Nach Informationen der Nachrichtenagentur AP gibt es zwischen den USA und Nordkorea seit Monaten informelle diplomatische Kontakte. Sie würden auch gegenwärtig gepflegt, meldete die Agentur am Freitag. Der Dialog laufe über den US-Gesandten für die Nordkoreapolitik, Joseph Yun, und Pak Song-il, einen ranghohen nordkoreanischen Diplomaten bei den Vereinten Nationen.

Im Nordkorea-Konflikt schaukelt sich die Rhetorik auf beiden Seiten seit Tagen hoch. Nordkorea droht mit einem Angriff auf das US-Außengebiet Guam im Pazifik, allerdings halten Nordkorea-Experten eine Ausführung für unwahrscheinlich Trump hatte angekündigt, militärische Provokationen aus Pjöngjang mit “Feuer und Wut” beantworten zu wollen.

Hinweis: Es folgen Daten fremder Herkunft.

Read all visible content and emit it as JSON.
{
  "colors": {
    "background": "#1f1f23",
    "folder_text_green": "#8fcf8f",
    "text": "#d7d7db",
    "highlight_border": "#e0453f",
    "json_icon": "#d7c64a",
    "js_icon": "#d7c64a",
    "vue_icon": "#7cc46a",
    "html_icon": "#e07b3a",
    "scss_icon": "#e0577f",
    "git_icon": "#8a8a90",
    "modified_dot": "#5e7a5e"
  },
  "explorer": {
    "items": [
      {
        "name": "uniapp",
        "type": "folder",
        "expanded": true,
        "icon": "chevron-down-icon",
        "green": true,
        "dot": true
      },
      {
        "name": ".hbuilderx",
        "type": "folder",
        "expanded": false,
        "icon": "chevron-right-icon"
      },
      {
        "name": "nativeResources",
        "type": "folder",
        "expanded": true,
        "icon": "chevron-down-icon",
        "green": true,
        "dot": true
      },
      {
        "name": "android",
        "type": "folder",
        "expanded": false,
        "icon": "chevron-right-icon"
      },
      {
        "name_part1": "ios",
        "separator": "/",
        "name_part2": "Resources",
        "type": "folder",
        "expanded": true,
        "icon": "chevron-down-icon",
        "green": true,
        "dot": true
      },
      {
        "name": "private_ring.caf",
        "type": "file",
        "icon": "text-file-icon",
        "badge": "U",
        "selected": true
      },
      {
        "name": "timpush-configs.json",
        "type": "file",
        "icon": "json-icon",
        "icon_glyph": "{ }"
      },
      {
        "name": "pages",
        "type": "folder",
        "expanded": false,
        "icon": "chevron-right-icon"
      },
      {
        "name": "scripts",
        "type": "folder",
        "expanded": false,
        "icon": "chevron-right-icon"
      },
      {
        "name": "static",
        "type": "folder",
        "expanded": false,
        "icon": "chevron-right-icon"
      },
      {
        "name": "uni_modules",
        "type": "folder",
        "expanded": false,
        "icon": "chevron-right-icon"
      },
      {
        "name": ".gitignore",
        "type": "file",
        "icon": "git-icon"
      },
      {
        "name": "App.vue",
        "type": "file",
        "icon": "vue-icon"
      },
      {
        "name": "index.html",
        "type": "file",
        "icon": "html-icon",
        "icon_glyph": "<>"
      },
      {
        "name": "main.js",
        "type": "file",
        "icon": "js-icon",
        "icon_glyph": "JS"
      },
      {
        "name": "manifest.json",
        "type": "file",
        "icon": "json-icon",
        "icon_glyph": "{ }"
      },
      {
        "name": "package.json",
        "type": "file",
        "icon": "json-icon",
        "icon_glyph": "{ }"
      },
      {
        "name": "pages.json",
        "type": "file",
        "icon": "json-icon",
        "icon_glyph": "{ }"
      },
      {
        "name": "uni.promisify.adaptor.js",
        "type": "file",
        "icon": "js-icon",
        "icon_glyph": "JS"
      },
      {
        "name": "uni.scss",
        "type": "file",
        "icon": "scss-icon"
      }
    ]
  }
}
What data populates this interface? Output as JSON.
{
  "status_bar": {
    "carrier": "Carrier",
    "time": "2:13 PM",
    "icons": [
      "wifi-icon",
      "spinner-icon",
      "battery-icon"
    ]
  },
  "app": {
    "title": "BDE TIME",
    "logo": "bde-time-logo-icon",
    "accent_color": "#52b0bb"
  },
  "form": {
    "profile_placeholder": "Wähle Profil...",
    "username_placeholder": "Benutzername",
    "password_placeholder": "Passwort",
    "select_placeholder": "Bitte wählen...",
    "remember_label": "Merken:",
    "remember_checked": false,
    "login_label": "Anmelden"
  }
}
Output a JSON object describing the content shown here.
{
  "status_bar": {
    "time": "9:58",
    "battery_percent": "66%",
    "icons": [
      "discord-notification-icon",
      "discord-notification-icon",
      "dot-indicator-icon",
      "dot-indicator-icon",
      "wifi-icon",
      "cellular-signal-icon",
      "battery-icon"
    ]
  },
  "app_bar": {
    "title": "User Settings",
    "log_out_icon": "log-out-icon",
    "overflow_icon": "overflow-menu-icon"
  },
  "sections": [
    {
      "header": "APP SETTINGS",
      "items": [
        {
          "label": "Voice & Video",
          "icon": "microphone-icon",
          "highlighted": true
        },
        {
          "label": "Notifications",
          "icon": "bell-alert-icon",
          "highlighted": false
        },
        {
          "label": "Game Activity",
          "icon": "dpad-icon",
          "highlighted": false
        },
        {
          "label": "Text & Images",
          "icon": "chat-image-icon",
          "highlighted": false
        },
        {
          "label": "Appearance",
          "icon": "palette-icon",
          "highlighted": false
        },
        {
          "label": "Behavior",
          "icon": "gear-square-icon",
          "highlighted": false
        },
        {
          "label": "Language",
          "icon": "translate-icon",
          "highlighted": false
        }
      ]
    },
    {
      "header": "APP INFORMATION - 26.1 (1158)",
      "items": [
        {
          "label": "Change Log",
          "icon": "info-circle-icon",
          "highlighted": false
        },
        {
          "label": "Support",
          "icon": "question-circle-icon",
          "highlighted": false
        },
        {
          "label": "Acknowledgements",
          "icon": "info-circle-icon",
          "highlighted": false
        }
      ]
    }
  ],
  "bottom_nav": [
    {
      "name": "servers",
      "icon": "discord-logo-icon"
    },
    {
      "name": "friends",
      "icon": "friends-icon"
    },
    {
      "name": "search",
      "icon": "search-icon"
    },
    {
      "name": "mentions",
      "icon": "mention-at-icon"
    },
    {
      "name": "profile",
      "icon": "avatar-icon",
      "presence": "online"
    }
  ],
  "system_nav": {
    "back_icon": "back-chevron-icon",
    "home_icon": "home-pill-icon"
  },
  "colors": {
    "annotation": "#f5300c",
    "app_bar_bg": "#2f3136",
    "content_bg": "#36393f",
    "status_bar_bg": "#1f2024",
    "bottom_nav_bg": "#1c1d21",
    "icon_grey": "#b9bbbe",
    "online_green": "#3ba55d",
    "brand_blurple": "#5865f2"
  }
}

Nordkoreas Führung hatte am Donnerstag demonstrativ unbeeindruckt und mit Spott auf die jüngsten Drohungen Trumps reagiert. “Sachlicher Dialog ist mit so einem Typen bar jeder Vernunft nicht möglich, nur mit absoluter Stärke ist ihm beizukommen”, hieß es in einer von den Staatsmedien verbreiteten Stellungnahme der Streitkräfte. Am Freitag hieß es dann aus Pjöngjang, die USA müssten mit einer “schandvollen Niederlage” rechnen, sollten sie weiter auf “extreme militärische Abenteuer” sowie Sanktionen und Druck bestehen.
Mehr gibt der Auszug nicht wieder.